[comp.unix.sysv386] RFS vs. NFS

avg@hq.demos.su (Vadim G. Antonov) (08/29/90)

>  I much prefer /../sysname/usr/bin. I think this idea first appeared in 
>edition 8. It prevents introducing new tokens. 

	I've heard that's an idea from Newcastle Connection.

dougm@ico.isc.com (Doug McCallum) (09/03/90)

In article <1990Sep1.181027.20989@mintaka.lcs.mit.edu> dstailey@gnu.ai.mit.edu (Doug Stailey) writes:
...
>POSIX says that multiple slashes collapse into one slash, so standards
>are on your side too.  Apollo's Domain OS is the first place that I

Actually, POSIX doesn't quite say this.  It says that a single slash is
the root, two slashes may be interpreted in an implementation dependent manner
and that three or more slashes collapse to the same as one.

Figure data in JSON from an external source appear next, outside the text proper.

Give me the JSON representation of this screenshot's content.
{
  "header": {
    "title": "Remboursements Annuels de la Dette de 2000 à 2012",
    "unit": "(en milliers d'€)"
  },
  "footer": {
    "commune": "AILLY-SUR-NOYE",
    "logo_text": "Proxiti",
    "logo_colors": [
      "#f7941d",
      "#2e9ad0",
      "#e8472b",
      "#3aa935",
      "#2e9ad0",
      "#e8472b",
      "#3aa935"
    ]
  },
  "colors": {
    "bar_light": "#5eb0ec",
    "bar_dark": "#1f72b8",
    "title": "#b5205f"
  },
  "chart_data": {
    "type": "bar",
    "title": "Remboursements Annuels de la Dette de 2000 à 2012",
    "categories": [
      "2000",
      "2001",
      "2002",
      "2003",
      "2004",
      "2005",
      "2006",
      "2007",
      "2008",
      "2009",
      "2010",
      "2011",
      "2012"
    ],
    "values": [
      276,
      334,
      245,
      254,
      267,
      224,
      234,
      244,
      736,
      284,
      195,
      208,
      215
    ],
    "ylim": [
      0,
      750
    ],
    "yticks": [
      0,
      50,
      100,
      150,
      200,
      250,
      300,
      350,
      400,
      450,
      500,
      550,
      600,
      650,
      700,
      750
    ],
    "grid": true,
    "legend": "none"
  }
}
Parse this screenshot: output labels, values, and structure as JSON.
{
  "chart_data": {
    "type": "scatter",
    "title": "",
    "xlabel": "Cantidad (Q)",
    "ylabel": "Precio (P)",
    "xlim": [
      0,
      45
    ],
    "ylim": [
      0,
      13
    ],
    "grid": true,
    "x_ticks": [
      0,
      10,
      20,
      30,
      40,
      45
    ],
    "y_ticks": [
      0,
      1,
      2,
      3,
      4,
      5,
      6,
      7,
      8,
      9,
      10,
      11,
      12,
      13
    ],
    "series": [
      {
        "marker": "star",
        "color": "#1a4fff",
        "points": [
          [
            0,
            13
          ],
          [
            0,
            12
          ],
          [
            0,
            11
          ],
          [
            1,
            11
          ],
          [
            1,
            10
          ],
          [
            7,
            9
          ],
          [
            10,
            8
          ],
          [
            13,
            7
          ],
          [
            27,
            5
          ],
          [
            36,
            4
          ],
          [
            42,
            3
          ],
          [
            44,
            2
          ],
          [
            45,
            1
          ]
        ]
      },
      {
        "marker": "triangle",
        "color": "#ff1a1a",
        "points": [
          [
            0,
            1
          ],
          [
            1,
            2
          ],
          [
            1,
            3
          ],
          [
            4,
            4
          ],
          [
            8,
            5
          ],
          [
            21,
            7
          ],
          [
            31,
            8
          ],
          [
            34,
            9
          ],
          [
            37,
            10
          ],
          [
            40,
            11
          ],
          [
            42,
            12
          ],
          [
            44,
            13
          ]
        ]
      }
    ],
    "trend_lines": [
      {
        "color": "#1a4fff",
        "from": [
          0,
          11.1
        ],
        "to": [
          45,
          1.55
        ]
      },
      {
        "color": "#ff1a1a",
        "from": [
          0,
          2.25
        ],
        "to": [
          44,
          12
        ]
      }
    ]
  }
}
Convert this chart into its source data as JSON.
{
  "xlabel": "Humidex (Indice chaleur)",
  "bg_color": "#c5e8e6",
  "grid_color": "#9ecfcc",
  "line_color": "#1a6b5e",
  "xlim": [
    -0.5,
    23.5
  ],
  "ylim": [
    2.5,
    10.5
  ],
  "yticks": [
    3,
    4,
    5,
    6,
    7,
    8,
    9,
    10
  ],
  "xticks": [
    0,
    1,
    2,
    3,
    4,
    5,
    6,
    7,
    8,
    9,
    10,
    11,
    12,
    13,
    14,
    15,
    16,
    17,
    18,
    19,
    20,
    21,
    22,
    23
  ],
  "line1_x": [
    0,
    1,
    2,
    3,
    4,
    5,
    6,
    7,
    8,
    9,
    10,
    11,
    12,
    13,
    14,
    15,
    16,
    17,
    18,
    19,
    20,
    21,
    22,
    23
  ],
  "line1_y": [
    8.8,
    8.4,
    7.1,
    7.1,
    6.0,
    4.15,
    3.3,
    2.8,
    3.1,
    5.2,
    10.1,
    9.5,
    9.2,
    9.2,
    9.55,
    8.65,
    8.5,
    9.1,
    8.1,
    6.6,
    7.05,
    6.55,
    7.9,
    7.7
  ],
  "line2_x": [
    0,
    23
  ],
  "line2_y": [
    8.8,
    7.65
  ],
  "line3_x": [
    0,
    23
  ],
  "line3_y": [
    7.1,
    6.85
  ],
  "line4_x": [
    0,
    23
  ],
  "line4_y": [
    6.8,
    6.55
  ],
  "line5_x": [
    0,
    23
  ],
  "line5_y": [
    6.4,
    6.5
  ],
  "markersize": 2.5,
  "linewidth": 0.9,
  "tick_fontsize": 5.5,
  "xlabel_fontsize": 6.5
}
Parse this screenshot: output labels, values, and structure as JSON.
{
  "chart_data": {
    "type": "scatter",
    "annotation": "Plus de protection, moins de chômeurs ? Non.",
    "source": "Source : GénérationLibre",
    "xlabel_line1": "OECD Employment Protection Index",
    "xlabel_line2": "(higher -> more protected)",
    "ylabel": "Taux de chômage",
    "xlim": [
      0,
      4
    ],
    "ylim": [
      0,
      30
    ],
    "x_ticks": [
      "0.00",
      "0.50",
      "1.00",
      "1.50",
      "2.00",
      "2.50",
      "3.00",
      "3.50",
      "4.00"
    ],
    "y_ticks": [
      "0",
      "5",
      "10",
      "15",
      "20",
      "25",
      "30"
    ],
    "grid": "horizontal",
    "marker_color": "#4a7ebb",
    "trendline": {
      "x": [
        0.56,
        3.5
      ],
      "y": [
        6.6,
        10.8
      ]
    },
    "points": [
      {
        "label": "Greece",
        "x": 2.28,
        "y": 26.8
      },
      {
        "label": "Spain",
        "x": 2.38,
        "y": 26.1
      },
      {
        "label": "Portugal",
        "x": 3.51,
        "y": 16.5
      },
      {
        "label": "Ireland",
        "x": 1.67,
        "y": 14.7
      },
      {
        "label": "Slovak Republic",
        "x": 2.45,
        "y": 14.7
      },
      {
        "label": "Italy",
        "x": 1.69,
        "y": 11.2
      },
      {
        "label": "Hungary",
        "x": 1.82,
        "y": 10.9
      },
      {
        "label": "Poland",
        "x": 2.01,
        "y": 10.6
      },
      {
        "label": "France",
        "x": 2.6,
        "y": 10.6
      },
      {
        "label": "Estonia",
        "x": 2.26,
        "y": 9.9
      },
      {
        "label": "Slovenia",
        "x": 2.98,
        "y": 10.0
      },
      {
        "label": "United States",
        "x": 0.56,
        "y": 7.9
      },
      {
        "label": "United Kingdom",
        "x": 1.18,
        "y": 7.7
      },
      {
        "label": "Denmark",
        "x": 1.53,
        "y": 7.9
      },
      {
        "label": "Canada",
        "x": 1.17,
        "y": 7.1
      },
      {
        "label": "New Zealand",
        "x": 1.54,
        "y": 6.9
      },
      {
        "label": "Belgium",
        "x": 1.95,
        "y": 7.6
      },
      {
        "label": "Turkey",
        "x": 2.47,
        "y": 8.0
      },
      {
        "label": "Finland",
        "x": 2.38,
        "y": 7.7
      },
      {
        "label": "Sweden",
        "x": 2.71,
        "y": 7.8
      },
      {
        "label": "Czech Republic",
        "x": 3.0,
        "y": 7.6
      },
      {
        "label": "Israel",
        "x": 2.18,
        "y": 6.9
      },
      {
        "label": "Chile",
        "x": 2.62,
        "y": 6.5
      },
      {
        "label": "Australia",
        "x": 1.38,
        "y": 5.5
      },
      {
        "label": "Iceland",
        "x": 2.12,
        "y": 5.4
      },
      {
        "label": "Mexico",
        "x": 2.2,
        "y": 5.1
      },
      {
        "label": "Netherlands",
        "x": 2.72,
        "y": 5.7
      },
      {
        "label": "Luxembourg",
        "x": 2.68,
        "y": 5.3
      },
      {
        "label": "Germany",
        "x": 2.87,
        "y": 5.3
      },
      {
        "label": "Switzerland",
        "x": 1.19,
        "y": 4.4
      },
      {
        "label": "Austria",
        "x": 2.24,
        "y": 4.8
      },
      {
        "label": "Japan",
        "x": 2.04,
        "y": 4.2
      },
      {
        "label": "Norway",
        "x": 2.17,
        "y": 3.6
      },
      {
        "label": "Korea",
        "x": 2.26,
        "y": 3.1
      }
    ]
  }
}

As much as I think it is a bad idea, the standards allow it.

Doug McCallum
Interactive Systems Corp.
dougm@ico.isc.com

guy@auspex.auspex.com (Guy Harris) (09/04/90)

>Actually, POSIX doesn't quite say this.  It says that a single slash is
>the root, two slashes may be interpreted in an implementation dependent manner
>and that three or more slashes collapse to the same as one.

Actually, POSIX doesn't quite say this, either.  It says (definition of
"pathname", page 32):

	...Multiple successive slashes are considered the same as one
	slash.  A pathname that begins with two successive slashes may
	be interpreted in an implementation-defined manner, although
	more than two leading slashes shall be treated as a single
	slash.

So "foo//bar///bletch" is defined by POSIX to be equivalent to
"foo/bar/bletch", but "//hostname/foo/bar/bletch" may be interpreted in
some implementation-defined manner that's not the same as
"/hostname/foo/bar/bletch"; however, "///hostname/foo/bar/bletch" must
be interpreted as "/hostname/foo/bar/bletch".